Jim shook his head. “These were used toys. The woman identified several of them as belonging to her kids.” His voice grew thick with import. “Get this, Nash admitted he’d been stealing from the bedrooms of children at houses where he worked. He was always careful only to take things that would’ve been assumed to be lost rather than stolen — teddy bears, toy soldiers and cars, things like that. But it’s pretty obvious now that he was working up the nerve to take not merely toys, but the kids they belonged to as well.”
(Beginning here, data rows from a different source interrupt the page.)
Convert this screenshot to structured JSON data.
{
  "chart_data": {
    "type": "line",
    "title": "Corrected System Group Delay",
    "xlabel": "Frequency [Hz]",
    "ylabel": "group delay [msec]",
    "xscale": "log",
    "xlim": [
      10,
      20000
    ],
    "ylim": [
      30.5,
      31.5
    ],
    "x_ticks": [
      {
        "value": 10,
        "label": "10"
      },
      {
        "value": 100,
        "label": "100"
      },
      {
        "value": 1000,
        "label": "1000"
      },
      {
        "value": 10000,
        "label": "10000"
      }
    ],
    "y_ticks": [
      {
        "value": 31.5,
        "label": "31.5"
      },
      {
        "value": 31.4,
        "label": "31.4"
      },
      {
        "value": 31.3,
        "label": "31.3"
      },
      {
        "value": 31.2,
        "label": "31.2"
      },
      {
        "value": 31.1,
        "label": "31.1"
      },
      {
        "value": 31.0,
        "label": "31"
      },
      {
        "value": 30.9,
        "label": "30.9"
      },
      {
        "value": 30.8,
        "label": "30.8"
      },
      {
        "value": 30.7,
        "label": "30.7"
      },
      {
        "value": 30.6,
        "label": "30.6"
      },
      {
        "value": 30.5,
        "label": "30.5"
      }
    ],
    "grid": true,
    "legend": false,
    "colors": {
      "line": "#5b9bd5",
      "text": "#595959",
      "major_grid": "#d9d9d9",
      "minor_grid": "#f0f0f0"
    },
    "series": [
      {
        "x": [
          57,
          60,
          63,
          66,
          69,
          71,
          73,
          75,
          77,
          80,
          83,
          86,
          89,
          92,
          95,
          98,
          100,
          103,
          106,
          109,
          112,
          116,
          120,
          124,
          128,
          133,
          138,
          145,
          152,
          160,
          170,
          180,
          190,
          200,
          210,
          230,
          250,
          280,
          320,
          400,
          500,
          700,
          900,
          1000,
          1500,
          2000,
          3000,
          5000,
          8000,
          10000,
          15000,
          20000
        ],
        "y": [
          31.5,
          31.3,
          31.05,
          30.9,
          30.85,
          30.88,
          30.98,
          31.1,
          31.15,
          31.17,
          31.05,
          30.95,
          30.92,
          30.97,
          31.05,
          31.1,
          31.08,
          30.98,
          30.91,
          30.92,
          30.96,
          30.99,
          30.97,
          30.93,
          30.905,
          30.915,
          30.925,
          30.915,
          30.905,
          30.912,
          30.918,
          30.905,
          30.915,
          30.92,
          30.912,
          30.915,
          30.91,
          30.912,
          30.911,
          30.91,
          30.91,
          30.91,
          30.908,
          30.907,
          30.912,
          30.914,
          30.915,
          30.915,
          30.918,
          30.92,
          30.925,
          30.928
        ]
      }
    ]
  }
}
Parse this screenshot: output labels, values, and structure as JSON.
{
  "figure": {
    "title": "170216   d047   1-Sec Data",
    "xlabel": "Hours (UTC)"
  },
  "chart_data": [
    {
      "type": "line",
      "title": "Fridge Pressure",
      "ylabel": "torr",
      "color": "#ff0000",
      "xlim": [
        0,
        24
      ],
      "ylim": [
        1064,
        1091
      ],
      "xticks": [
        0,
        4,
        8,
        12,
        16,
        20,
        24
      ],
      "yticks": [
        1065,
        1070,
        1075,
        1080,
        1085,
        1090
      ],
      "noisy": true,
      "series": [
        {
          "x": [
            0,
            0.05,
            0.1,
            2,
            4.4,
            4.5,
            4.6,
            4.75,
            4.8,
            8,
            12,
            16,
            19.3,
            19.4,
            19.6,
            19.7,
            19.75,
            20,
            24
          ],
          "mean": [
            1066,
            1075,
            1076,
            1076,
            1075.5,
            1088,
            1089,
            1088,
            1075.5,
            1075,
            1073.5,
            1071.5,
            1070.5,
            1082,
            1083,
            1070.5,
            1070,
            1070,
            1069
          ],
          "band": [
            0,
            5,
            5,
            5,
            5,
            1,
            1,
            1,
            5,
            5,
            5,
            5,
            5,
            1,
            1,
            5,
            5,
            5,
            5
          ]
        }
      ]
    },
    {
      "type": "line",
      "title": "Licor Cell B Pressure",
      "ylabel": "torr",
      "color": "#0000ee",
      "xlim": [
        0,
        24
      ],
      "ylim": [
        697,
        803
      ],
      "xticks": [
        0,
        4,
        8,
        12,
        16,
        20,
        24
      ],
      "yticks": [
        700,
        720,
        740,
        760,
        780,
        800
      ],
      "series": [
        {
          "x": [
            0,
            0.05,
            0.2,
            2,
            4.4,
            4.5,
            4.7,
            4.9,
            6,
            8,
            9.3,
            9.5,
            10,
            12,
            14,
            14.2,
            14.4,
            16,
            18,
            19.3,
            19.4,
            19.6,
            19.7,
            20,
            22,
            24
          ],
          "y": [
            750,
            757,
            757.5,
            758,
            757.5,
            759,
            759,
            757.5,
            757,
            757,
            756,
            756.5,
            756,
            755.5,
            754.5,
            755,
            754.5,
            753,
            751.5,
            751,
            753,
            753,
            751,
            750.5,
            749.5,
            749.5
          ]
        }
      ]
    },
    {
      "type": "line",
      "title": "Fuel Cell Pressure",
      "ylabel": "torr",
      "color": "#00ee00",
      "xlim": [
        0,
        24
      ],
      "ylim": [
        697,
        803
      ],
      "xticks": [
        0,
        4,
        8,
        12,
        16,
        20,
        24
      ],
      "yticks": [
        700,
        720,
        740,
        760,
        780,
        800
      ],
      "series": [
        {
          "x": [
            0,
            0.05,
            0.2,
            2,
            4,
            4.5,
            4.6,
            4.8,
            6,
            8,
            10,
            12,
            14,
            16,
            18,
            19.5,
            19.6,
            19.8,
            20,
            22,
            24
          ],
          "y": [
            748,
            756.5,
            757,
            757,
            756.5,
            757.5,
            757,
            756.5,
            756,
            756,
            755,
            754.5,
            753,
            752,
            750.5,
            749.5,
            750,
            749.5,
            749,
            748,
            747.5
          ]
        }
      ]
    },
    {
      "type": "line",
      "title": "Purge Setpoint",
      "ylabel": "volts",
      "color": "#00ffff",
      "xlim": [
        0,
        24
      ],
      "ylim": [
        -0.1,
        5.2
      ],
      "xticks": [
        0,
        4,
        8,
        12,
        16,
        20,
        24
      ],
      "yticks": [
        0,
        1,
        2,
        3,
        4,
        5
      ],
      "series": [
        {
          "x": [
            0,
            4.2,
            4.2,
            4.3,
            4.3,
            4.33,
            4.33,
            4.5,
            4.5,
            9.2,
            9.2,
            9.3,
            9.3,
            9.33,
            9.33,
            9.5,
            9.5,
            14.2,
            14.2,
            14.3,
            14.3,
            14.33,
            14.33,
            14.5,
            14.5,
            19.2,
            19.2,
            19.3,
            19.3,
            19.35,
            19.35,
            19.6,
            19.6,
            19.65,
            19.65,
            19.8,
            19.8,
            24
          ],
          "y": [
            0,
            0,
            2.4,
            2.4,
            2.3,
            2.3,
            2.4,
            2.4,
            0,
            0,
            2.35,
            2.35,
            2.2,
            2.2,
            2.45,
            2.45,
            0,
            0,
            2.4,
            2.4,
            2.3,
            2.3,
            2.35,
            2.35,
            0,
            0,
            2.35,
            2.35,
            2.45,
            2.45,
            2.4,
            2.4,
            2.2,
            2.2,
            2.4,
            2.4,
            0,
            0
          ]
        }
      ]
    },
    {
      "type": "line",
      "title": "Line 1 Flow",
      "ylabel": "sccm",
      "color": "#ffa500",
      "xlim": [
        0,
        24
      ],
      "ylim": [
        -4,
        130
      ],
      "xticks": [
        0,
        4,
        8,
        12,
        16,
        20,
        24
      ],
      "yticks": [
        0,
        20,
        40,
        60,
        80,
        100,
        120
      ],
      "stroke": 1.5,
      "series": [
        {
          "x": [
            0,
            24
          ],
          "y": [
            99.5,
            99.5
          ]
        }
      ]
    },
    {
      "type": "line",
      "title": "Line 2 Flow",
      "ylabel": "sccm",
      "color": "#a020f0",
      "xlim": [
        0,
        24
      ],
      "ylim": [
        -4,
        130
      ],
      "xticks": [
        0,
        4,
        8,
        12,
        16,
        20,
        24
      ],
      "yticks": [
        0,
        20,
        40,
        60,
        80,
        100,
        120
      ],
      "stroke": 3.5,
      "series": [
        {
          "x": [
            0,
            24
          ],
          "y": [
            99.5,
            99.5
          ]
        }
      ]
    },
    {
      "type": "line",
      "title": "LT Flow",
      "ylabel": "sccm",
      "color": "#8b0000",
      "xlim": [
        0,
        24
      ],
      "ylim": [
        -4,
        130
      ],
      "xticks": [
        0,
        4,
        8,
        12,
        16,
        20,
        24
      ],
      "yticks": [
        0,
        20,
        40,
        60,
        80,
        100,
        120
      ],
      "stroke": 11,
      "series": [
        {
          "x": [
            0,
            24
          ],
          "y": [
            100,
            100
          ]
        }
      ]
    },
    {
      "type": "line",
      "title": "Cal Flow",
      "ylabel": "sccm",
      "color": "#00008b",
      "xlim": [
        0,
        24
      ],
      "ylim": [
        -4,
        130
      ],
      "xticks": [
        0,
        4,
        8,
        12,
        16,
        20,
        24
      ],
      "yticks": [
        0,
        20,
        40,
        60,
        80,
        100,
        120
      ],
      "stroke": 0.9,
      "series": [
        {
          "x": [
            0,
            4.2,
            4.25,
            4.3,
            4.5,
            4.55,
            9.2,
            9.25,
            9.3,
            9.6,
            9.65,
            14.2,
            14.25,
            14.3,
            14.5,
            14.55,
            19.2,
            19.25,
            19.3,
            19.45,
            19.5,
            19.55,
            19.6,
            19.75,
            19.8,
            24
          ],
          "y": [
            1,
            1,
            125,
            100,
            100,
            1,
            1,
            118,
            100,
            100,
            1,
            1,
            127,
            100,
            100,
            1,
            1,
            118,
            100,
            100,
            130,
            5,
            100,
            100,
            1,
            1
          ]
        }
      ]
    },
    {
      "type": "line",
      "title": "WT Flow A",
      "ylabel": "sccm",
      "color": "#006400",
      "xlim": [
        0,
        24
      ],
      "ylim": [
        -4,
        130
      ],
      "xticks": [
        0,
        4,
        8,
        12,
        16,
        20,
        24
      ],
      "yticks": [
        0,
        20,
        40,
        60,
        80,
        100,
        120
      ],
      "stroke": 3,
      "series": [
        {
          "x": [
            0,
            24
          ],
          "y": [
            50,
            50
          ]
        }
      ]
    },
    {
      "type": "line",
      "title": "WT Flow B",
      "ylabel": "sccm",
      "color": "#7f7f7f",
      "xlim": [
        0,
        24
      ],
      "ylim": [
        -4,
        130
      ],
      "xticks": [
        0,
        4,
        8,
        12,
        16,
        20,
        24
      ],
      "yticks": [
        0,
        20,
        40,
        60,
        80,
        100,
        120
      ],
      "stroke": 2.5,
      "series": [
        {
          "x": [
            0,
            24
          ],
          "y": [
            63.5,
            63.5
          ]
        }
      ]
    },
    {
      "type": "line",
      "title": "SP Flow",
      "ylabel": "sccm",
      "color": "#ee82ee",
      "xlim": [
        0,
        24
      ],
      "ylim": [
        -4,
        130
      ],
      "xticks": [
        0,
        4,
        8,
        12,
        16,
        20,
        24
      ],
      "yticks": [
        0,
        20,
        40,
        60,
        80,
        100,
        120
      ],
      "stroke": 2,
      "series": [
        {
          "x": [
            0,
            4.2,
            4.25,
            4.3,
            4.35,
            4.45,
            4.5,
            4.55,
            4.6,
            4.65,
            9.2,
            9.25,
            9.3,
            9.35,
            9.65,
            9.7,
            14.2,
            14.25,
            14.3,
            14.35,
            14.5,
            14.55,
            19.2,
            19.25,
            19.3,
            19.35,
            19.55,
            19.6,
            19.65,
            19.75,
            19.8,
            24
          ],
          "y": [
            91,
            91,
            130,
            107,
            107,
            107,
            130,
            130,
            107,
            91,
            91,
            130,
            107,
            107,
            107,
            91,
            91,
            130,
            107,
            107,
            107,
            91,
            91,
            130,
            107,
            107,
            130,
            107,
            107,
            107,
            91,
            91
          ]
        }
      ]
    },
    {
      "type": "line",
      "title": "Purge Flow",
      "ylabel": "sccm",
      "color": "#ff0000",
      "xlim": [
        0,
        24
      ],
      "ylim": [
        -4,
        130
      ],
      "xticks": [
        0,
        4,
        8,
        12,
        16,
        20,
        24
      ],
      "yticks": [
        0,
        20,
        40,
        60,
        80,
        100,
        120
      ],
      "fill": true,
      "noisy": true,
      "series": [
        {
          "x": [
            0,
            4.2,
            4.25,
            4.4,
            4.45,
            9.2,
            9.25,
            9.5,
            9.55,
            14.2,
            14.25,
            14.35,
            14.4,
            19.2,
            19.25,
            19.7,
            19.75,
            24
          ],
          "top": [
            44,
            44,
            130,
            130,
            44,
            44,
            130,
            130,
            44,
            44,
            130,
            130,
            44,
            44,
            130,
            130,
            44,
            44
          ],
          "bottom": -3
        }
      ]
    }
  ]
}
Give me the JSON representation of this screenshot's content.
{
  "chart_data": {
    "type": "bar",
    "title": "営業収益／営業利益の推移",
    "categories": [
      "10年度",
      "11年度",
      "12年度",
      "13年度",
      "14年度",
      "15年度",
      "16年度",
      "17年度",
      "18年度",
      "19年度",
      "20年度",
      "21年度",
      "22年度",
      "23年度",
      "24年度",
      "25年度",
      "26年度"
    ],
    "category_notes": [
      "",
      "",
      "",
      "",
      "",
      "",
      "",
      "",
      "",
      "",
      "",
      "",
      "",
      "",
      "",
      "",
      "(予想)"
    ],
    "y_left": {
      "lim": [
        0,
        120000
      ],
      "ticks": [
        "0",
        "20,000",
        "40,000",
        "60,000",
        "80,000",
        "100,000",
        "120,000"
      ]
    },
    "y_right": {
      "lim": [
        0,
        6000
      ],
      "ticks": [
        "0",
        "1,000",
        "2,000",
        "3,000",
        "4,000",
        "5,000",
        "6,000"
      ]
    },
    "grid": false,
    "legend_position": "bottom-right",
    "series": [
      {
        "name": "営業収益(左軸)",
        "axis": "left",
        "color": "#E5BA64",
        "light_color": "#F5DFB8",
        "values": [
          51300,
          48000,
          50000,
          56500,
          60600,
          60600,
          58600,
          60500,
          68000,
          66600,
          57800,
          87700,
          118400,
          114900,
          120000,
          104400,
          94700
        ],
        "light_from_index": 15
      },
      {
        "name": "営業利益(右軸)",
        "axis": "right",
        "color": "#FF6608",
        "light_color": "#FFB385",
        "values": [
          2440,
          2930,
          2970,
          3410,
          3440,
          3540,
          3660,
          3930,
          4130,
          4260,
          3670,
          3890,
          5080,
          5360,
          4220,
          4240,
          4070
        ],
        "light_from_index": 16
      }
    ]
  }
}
“Let me guess, he wasn’t charged.”
“He got a small fine for possession. But his business was ruined, so he was forced to head south again. This time he didn’t make it as far as London. He stayed with a relative in Birmingham. That’s when he met his first girlfriend.”
“Mary Webster?”
“No, but I’ll get to her in a minute. Her name was Coralee Edmunds. She gave him bed and board in return for working on her house, and they started sleeping together. They’d only been together four or five months when she found child porn on his computer. She called the police, and Nash ended up with a ten month jail sentence. He served just over half of it.”